Figure 1: The new NVIDIA T4 GPU for datacenter AI is based on the same Turing architecture NVIDIA recently unveiled for real time ray tracing using AI. NVIDIA
The software side of the story is based on the 5th release of NVIDIA TensorRT, which provides the preprocessing of the neural network to optimize its execution (branch trimming, sparse matrix optimization, etc.) on the new device, as well as run-time libraries to support the execution. TensorRT 5 also supports Kubernetes containerization, load balancing, dynamic batching, and turnkey resource management to help cloud service providers put these new GPUs into their infrastructure. TensorRT 5 also features support for Google Neural Machine Translation (GNMT).
NVIDIA has been struggling to establish its place in AI inference processing in the datacenter for two reasons:
- Inference at scale is just getting started, and much or most of that processing can be handled today by Intel Xeon (or AMD EPYC) CPUs. The primary use case has been for low-resolution still images, such as those uploaded by Facebook users, so there has been little need for the power of a GPU in inference processing.
- NVIDIA does not break down its datacenter business by AI vs. HPC vs. Virtual Desktop Infrastructure, much less AI training vs. inference. It can’t or won’t say how many GPUs are already being used for inference.

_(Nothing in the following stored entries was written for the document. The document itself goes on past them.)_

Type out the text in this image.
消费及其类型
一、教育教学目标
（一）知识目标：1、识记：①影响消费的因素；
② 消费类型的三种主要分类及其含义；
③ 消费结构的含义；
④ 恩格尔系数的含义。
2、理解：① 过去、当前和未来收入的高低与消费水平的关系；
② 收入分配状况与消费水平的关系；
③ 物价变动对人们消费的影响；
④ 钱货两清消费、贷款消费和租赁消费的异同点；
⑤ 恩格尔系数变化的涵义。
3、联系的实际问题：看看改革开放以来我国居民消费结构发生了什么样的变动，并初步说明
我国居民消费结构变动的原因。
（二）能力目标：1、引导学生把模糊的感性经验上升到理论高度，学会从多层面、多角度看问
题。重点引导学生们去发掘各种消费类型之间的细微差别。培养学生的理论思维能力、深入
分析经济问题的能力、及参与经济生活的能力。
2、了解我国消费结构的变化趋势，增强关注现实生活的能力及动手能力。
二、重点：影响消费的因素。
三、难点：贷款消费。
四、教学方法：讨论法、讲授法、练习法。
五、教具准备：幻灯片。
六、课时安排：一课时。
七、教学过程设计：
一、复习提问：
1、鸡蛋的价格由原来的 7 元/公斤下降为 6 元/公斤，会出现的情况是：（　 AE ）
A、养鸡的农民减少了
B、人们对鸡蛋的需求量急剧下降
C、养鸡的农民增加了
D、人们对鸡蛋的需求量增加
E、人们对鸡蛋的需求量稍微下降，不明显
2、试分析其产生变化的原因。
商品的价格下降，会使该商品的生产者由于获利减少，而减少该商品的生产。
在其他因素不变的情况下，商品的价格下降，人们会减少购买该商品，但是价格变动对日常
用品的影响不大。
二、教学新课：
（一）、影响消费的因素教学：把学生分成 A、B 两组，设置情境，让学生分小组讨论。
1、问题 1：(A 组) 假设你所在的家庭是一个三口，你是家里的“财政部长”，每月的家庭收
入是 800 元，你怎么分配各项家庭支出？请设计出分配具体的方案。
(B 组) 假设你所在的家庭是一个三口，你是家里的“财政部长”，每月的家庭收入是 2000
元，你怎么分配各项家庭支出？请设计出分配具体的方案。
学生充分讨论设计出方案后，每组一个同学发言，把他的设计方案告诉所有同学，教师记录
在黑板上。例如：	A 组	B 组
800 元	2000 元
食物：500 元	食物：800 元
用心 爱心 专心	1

As more applications for processing streaming video for branding, security, and marketing are developed, the first challenge should fade. Additionally, now that NVIDIA has a dedicated inference GPU, we can hopefully look forward to use cases. Perhaps we’ll even get an indication of the volume of inference processing the company is able to capture.
Finally, I would point out that there are dozens of startups targeting inference, with the potential to match (and maybe exceed) the performance and efficiency of the Tesla T4. Unlike AI training, this will not likely be a one-horse race. For now though, most of these startups only have PowerPoint. NVIDIA now has a real dedicated inference engine to sell.